Pittsburgh Post-Gazette

Election board certifies ’22 results

Deputies called after crowd gets raucous

- By Mike Wereschagi­n

Sheriff’s deputies were called to a meeting of the Allegheny County Board of Elections on Monday after the crowd of about 30 began loudly jeering as the board prepared to certify the Nov. 8 midterm election results.

In the end, the three-member board unanimousl­y certified results in all but 12 of the county’s 1,323 precincts. A group of voters petitioned county Common Pleas Court for recounts in those 12 precincts, though county lawyers told the board the petitions are “defective” because the voters failed to pay a $50 fee required for recount requests.

The handful of votes in those 12 precincts aren’t enough to swing the results of any elections, County executive and board chairman Rich Fitzgerald said after the meeting at the County Courthouse, Downtown.

The Department of State says only “legally valid and properly filed” recount petitions can prompt a county to withhold certificat­ion for the office targeted by the recount effort.

“We will review what Allegheny submits to the department and then decide next steps,” the Department of State said in an emailed statement.

Several in the crowd had asked the board, during the public comment period, not to certify the results. Some cited claims that had been investigat­ed and debunked, others provided no evidence for their allegation­s.

One woman claimed to have photos of a precinct’s printed,

election-night results that showed hundreds more votes cast for Republican candidates than are shown in totals posted on the county’s website. When a reporter asked her after the meeting to see the photos, she refused and declined to answer questions.

The board will likely certify the remaining 12 precincts after the petitions asking for a recount make their way through the courts, Mr. Fitzgerald said.

The petitions are part of a statewide drive organized by elements of a movement fueled by conspiracy theories about widespread voter fraud that arose after the 2020 election. Social media posts asked supporters to file the petitions after GOP losses in both the governor’s and U.S. Senate races this year.

The Allegheny County filings include identical language in each petition, with spaces left for voters to fill in the particular­s for each precinct — “boilerplat­e” that fails to cite any specific reason that a judge should order a recount, said Assistant County Solicitor Allan Opsitnick.

As Mr.

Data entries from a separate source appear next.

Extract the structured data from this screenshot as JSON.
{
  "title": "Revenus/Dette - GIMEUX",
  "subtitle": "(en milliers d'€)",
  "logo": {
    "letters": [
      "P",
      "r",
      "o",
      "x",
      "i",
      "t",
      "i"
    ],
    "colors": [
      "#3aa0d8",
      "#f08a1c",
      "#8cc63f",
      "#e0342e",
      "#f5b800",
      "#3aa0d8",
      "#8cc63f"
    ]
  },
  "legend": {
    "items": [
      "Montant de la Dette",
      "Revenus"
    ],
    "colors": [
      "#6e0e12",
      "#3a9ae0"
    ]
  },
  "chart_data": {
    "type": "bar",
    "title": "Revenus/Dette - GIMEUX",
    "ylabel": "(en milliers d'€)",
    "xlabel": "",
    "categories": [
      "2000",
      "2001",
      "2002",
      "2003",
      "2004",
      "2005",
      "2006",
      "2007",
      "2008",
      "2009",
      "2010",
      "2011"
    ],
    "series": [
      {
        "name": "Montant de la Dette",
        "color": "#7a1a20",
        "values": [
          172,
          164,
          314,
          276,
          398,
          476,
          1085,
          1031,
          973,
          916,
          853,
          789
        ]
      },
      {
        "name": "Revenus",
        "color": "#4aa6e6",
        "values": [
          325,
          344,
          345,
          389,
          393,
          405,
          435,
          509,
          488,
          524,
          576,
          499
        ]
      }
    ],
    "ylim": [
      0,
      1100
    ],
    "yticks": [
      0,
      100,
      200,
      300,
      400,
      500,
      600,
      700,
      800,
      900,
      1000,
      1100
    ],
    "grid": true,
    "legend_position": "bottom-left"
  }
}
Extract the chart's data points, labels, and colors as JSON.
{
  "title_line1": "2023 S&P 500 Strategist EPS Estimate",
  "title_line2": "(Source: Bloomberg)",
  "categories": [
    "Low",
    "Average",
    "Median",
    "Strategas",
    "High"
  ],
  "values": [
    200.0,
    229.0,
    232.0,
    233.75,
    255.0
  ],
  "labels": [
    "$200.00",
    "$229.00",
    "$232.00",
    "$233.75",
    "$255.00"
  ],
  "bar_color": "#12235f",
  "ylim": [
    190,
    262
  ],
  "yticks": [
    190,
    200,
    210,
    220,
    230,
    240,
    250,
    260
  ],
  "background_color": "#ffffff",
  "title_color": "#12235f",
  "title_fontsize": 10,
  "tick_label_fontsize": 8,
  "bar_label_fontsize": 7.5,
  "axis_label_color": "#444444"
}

Opsitnick explained to the board why he believed a judge would quickly toss out the 12 petitions — and why they could certify the entirety of the results Monday — the restless crowd grew raucous, with one man yelling “Cheater!” and at least one woman making an obscene gesture toward the board.

Mr. Fitzgerald threatened to clear the room if they didn’t calm down, after which three uniformed deputies arrived and stood behind the seated crowd. No one was arrested.

Conspiracy theories about the 2022 midterms are notably more muted than after the 2020 election, when former President Donald Trump’s repeated lies about widespread fraud sowed enduring doubts about the reliabilit­y of American democracy. Attacks on the 2020 election culminated in the Jan. 6 insurrecti­on at the

U.S. Capitol.

This time around, one of the most vocal supporters of Mr. Trump’s false claims — state Sen. and Republican gubernator­ial nominee Doug Mastriano — conceded his race to Attorney General Josh Shapiro, taking some of the wind out of the election-denial movement in Pennsylvan­ia.

Mr. Fitzgerald on Monday said much of the credit also belongs to Allegheny County election workers, who tallied mail-in votes throughout Election Day so the results could be reported almost immediatel­y after polls closed.

“You posted those results at 8:02 [p.m.] on Election Night, the mail-in ballots. I think that goes a long way to give people surety that people aren’t finding ballots in the back room, that kind of thing,” Mr. Fitzgerald said.

The 577,000 votes recorded in Allegheny County surpassed the number of ballots cast in any county in the state, even outpacing Philadelph­ia, the state’s most populous county, by almost 70,000.